Inzake BTW ontstaat de belastingschuld krachtens de wet of van rechtswege door het stellen van de aan de BTW onderworpen handelingen. Het dwangbevel doet de belastingschuld niet ontstaan. Het bevat enkel de vaststelling van het bestaan en de omvang van de belastingschuld en vormt als dusdanig de uitvoerbare titel op basis waarvan de administratie tot invordering kan overgaan in de gevallen waarin de belastingplichtige de BTW-schuld in een door de taxatie-ambtenaar opgesteld proces-verbaal gedurende de administratieve fase blijft betwisten (zie ook Cass.9 maart 2006, A.C. 2006, nrs. 140 en 141). De nietigverklaring van het dwangbevel impliceert dus niet dat de belastingschuld verdwijnt.

 

Aangezien de belasting de openbare orde raakt, dient de rechtbank zelf in feite en naar recht uitspraak te doen, binnen de perken van het haar voorgelegde geschil, omtrent een belastingschuld, ongeacht de nietigheid van de beslissing van de administratie (cursivering door de rechtbank) (zie ook Cass.3 maart 2011, A.C. 2011, nr. 178 en Cass.22 mei 2014, T.F.R.,2015,4741 noot D. Thijs).

 

In onderhavig geschil strekt de vordering van eiseres er louter toe “de bestreden beslissing en het dwangbevel in datum van 27/11/2013 te vernietigen en van nul en generlei waarde te verklaren" (cursivering door de rechtbank).
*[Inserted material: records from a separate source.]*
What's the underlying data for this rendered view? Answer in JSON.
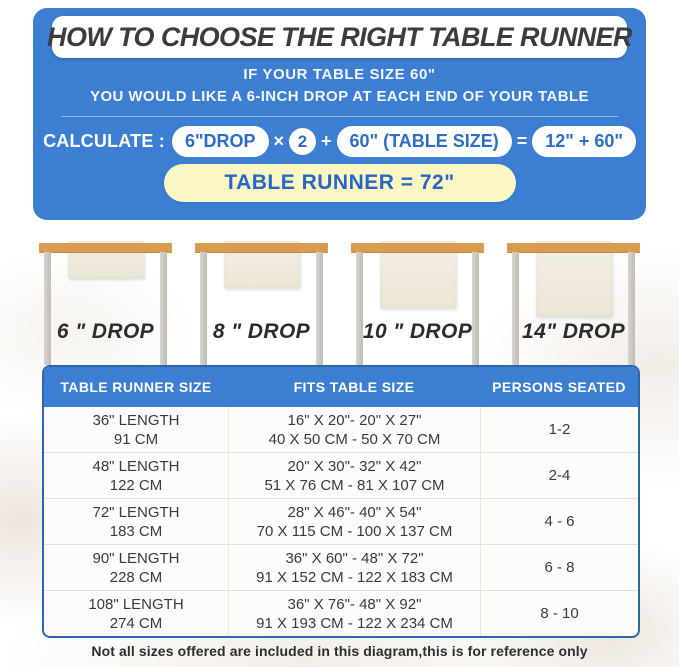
{
  "colors": {
    "panel-blue": "#3b7ed2",
    "pill-text-blue": "#2d6cc7",
    "result-yellow": "#fbf7c3",
    "wood-tan": "#d79b51",
    "runner-cream": "#f1ecdf",
    "border-navy": "#2e66ae",
    "title-gray": "#3c3c3c"
  },
  "header": {
    "title": "HOW TO CHOOSE THE RIGHT TABLE RUNNER",
    "subtitle_line1": "IF YOUR TABLE SIZE 60\"",
    "subtitle_line2": "YOU WOULD LIKE A 6-INCH DROP AT EACH END OF YOUR TABLE"
  },
  "calc": {
    "label": "CALCULATE :",
    "drop_pill": "6\"DROP",
    "times_sign": "×",
    "multiplier": "2",
    "plus_sign": "+",
    "table_size_pill": "60\" (TABLE SIZE)",
    "equals_sign": "=",
    "sum_pill": "12\" + 60\"",
    "result": "TABLE RUNNER = 72\""
  },
  "drop_figures": [
    {
      "label": "6 \" DROP"
    },
    {
      "label": "8 \" DROP"
    },
    {
      "label": "10 \" DROP"
    },
    {
      "label": "14\" DROP"
    }
  ],
  "size_table": {
    "columns": [
      "TABLE RUNNER SIZE",
      "FITS TABLE SIZE",
      "PERSONS SEATED"
    ],
    "rows": [
      {
        "runner_in": "36\" LENGTH",
        "runner_cm": "91 CM",
        "fits_in": "16\" X 20\"- 20\" X 27\"",
        "fits_cm": "40 X 50 CM - 50 X 70 CM",
        "persons": "1-2"
      },
      {
        "runner_in": "48\" LENGTH",
        "runner_cm": "122 CM",
        "fits_in": "20\" X 30\"- 32\" X 42\"",
        "fits_cm": "51 X 76 CM - 81 X 107 CM",
        "persons": "2-4"
      },
      {
        "runner_in": "72\" LENGTH",
        "runner_cm": "183 CM",
        "fits_in": "28\" X 46\"- 40\" X 54\"",
        "fits_cm": "70 X 115 CM - 100 X 137 CM",
        "persons": "4 - 6"
      },
      {
        "runner_in": "90\" LENGTH",
        "runner_cm": "228 CM",
        "fits_in": "36\" X 60\" - 48\" X 72\"",
        "fits_cm": "91 X 152 CM - 122 X 183 CM",
        "persons": "6 - 8"
      },
      {
        "runner_in": "108\" LENGTH",
        "runner_cm": "274 CM",
        "fits_in": "36\" X 76\"- 48\" X 92\"",
        "fits_cm": "91 X 193 CM - 122 X 234 CM",
        "persons": "8 - 10"
      }
    ]
  },
  "footnote": "Not all sizes offered are included in this diagram,this is for reference only"
}
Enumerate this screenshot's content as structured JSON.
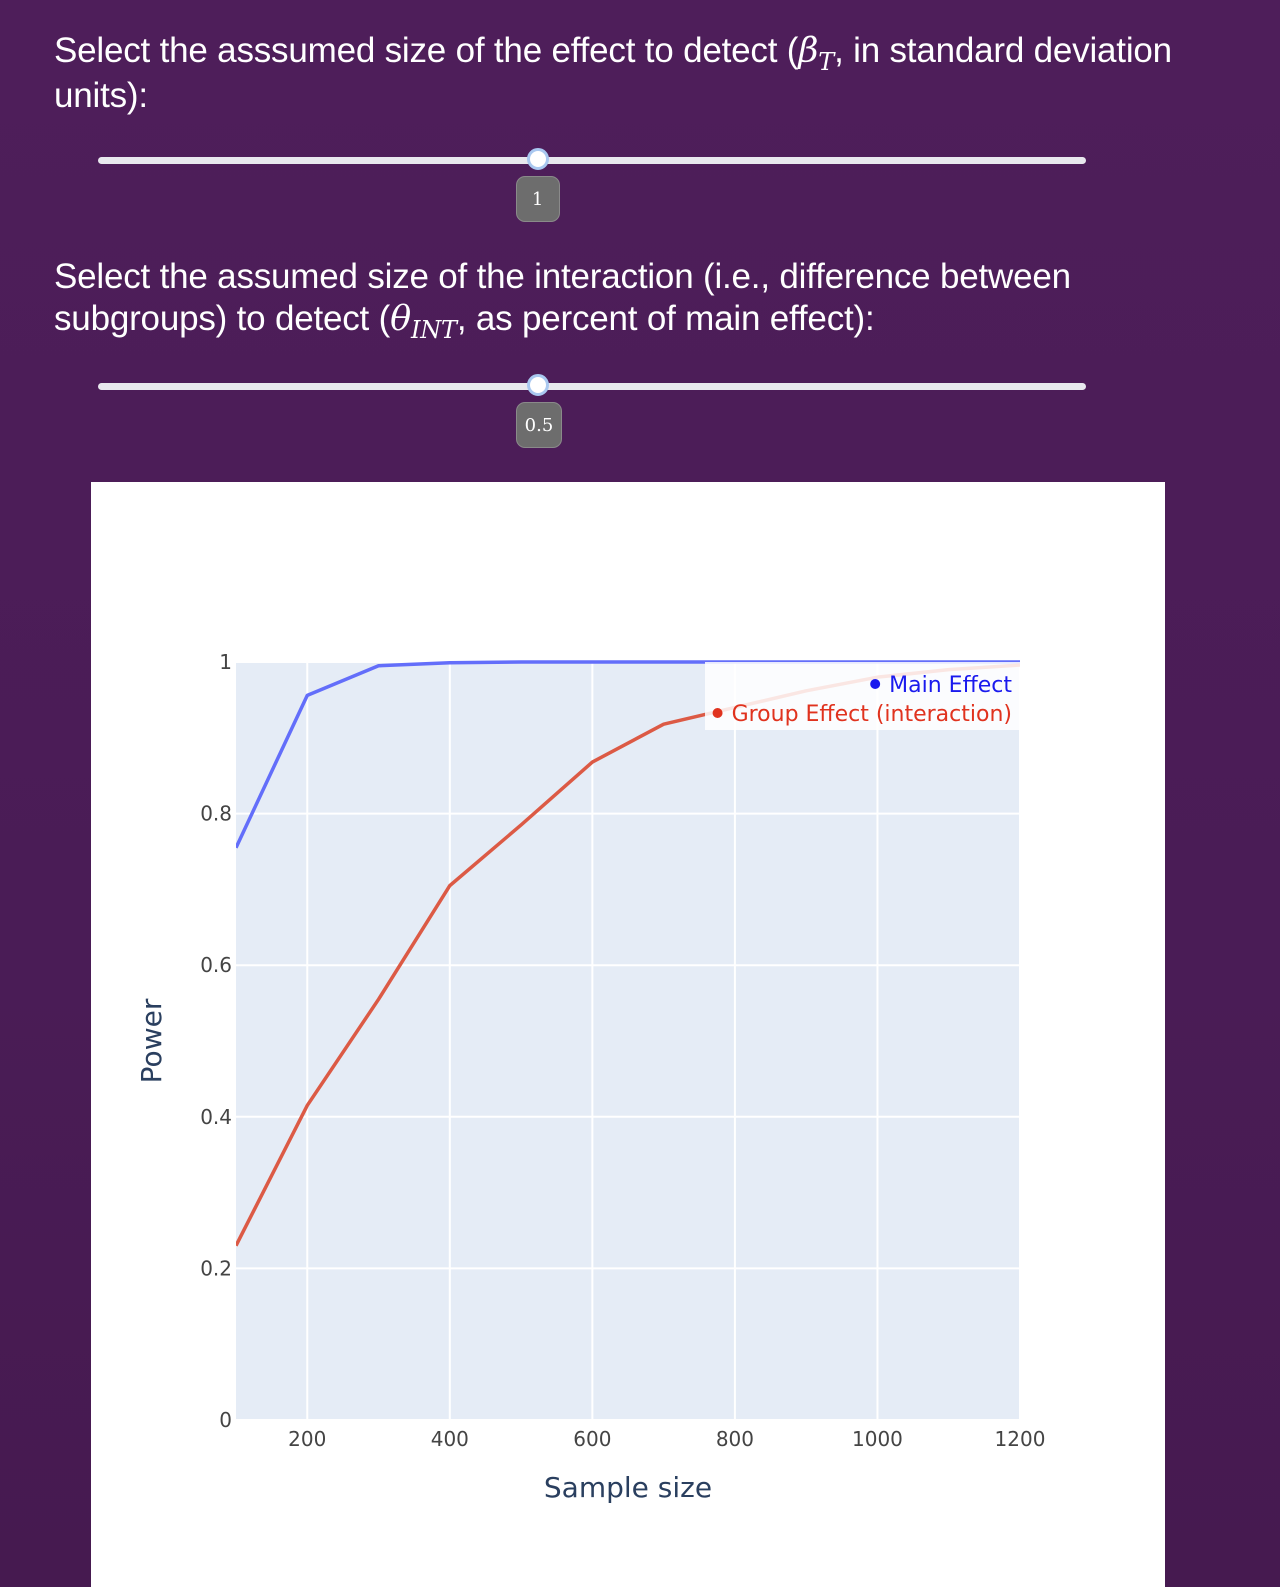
{
  "controls": {
    "effect_prompt_a": "Select the asssumed size of the effect to detect (",
    "effect_symbol": "β",
    "effect_subscript": "T",
    "effect_prompt_b": ", in standard deviation units):",
    "effect_value": "1",
    "effect_fraction": 0.445,
    "interaction_prompt_a": "Select the assumed size of the interaction (i.e., difference between subgroups) to detect (",
    "interaction_symbol": "θ",
    "interaction_subscript": "INT",
    "interaction_prompt_b": ", as percent of main effect):",
    "interaction_value": "0.5",
    "interaction_fraction": 0.445
  },
  "chart_data": {
    "type": "line",
    "title": "",
    "xlabel": "Sample size",
    "ylabel": "Power",
    "xlim": [
      100,
      1200
    ],
    "ylim": [
      0,
      1
    ],
    "xticks": [
      200,
      400,
      600,
      800,
      1000,
      1200
    ],
    "yticks": [
      0,
      0.2,
      0.4,
      0.6,
      0.8,
      1
    ],
    "ytick_labels": [
      "0",
      "0.2",
      "0.4",
      "0.6",
      "0.8",
      "1"
    ],
    "grid": true,
    "legend_position": "top-right",
    "series": [
      {
        "name": "Main Effect",
        "color": "#636efa",
        "legend_color": "#1a1aee",
        "x": [
          100,
          200,
          300,
          400,
          500,
          600,
          700,
          800,
          900,
          1000,
          1100,
          1200
        ],
        "y": [
          0.755,
          0.956,
          0.995,
          0.999,
          1.0,
          1.0,
          1.0,
          1.0,
          1.0,
          1.0,
          1.0,
          1.0
        ]
      },
      {
        "name": "Group Effect (interaction)",
        "color": "#dc5a45",
        "legend_color": "#e0321e",
        "x": [
          100,
          200,
          300,
          400,
          500,
          600,
          700,
          800,
          900,
          1000,
          1100,
          1200
        ],
        "y": [
          0.23,
          0.415,
          0.555,
          0.705,
          0.785,
          0.868,
          0.918,
          0.94,
          0.962,
          0.98,
          0.99,
          0.996
        ]
      }
    ]
  }
}
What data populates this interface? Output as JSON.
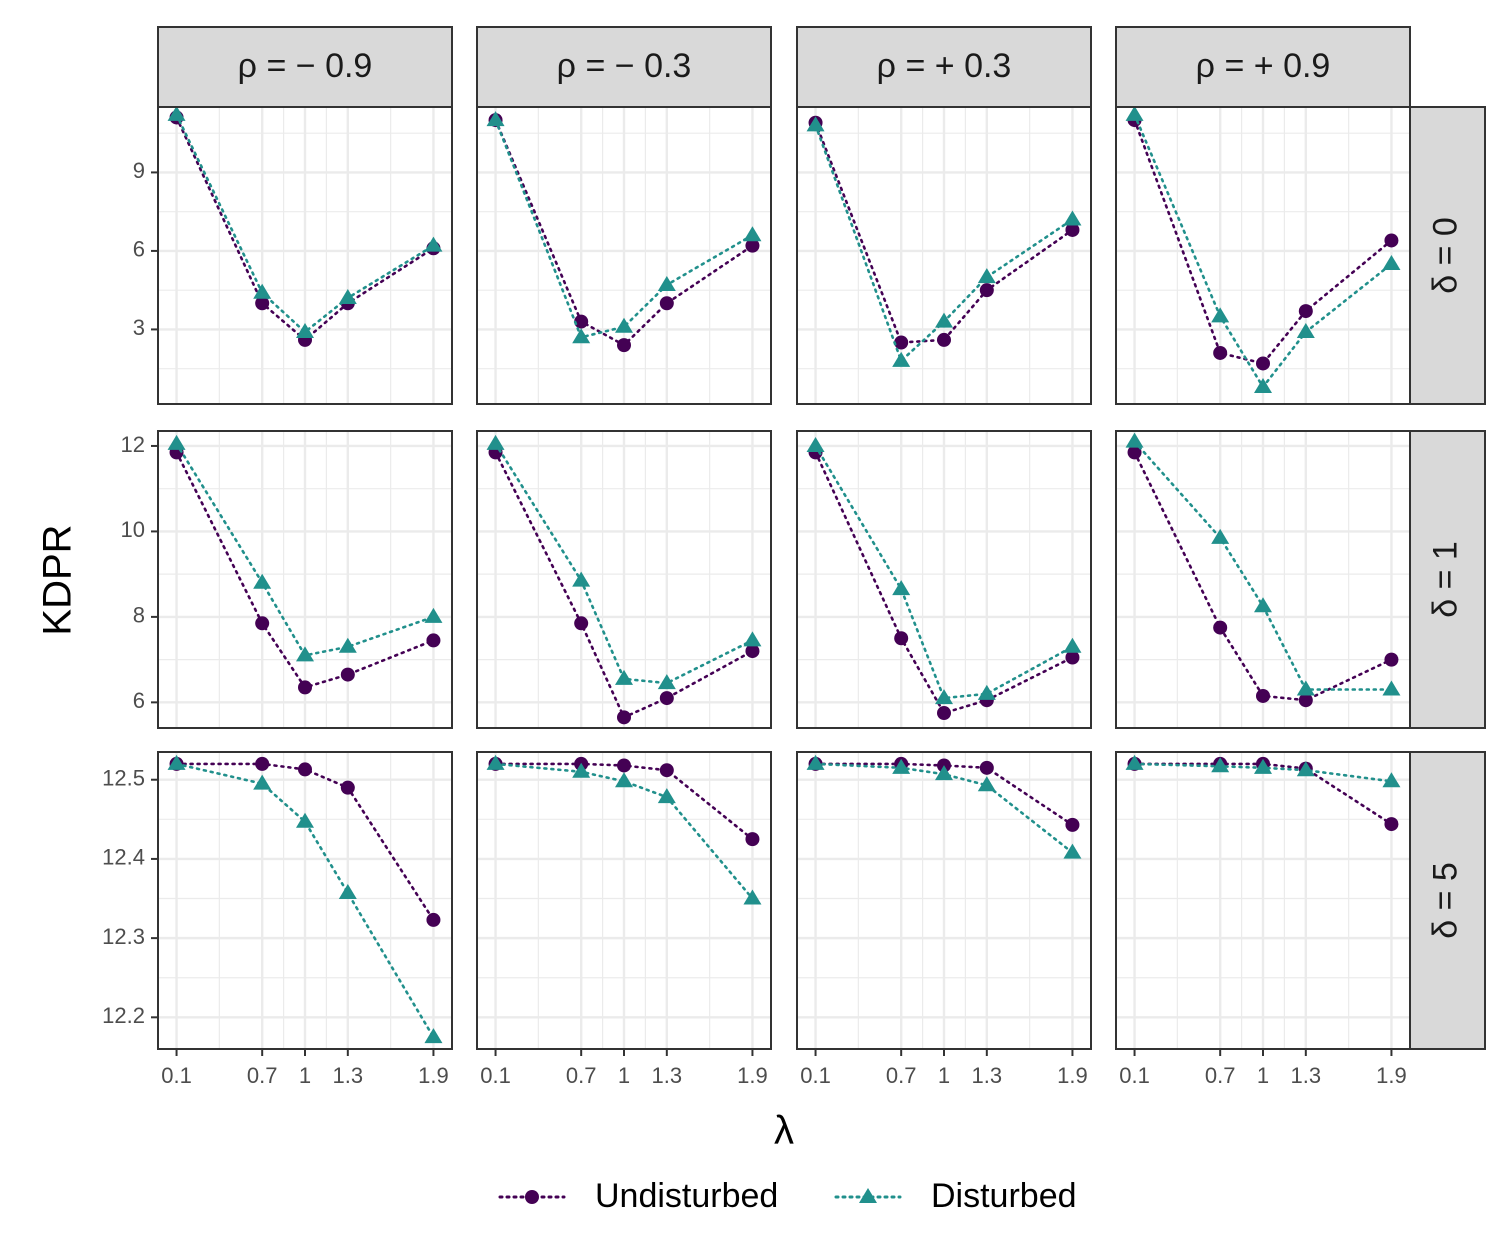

Zo werd de rechtbank door eiseres niet gevat met een vordering tot terugbetaling van de door haar eventueel reeds betaalde BTW. Zij heeft aldusdanig geen geschil over het bestaan van de belastingschuld zelf aan de rechtbank voorgelegd.

 

Gelet op het feit dat er geen geldig dwangbevel is, heeft de rechtbank geen bevoegdheid meer om de grond van de zaak te behandelen. Immers, eenmaal het dwangbevel nietig is verklaard, is de procedure zonder voorwerp (zie ook VANDENBERGHE,L., Handboek fiscale procedure btw, Intersentia, Antwerpen, 2013, nr. 207 en PIROTTE,N., "delegatie inzake BTW",T.F.R.2012, nr. 428).

 

Het komt de rechtbank bijgevolg niet toe om, nu vaststaat dat haar boekhouding niet bewijskrachtig is, in hoofde van eiseres in toepassing van de forfaitaire grondslagen van aanslag bedoeld in artikel 56 WBTW na te gaan of er geen navordering van BTW voor de jaren 2010 en 2011 zou verschuldigd zijn en desgevallend het bedrag van de nagevorderde BTW concreet te berekenen op grond van de toepasselijke barema's voor frituurexploitanten inzake BTW.

 

6.

De BTW-administratie wordt in het ongelijk gesteld. Zij wordt veroordeeld tot de kosten van de procedure zoals hierna bepaald (zie ook arrest nr. 70/2015 van het Grondwettelijk Hof van 21 mei 2015).

 

Eiseres vordert een rechtsplegingsvergoeding van 1.320,00 euro (niet in geld waardeerbare vordering).

 

De rechtbank begroot de waarde van de vordering evenwel op het bedrag van de betwiste belastingschuld (Het betwiste BTW-dwangbevel betreft een totaalbedrag van 1.755,26 euro aan BTW, proportionele geldboeten en Interesten) zodat een basisrechtsplegingsvergoeding van 440,00 euro kan worden toegekend.

 

IV. DE RECHTBANK beslist het volgende

 

De rechtbank doet uitspraak na tegenspraak en in eerste aanleg.

 

De rechtbank werkt haar tussenvonnis van 13 maart 2015 verder uit.

 

De rechtbank verklaart de vordering van H. L. ontvankelijk en gegrond. ,

 

De rechtbank vernietigt het BTW-dwangbevel van 28 november 2013, gekend onder het nr.500/1120/77008, op naam van H. L. voor een bedrag van 1.755,26 euro.

 

De rechtbank veroordeelt de BELGISCHE STAAT tot de kosten van de procedure. Deze kosten dienen voor DE BELGISCHE STAAT niet te worden vastgesteld omdat zij te haren laste blijven en worden voor H. L. begroot op het basisbedrag van 440,00 euro.

 

Dit vonnis werd uitgesproken in de openbare zitting van kamer 12A van de rechtbank van eerste aanleg Leuven op vrijdag 12 juni 2015.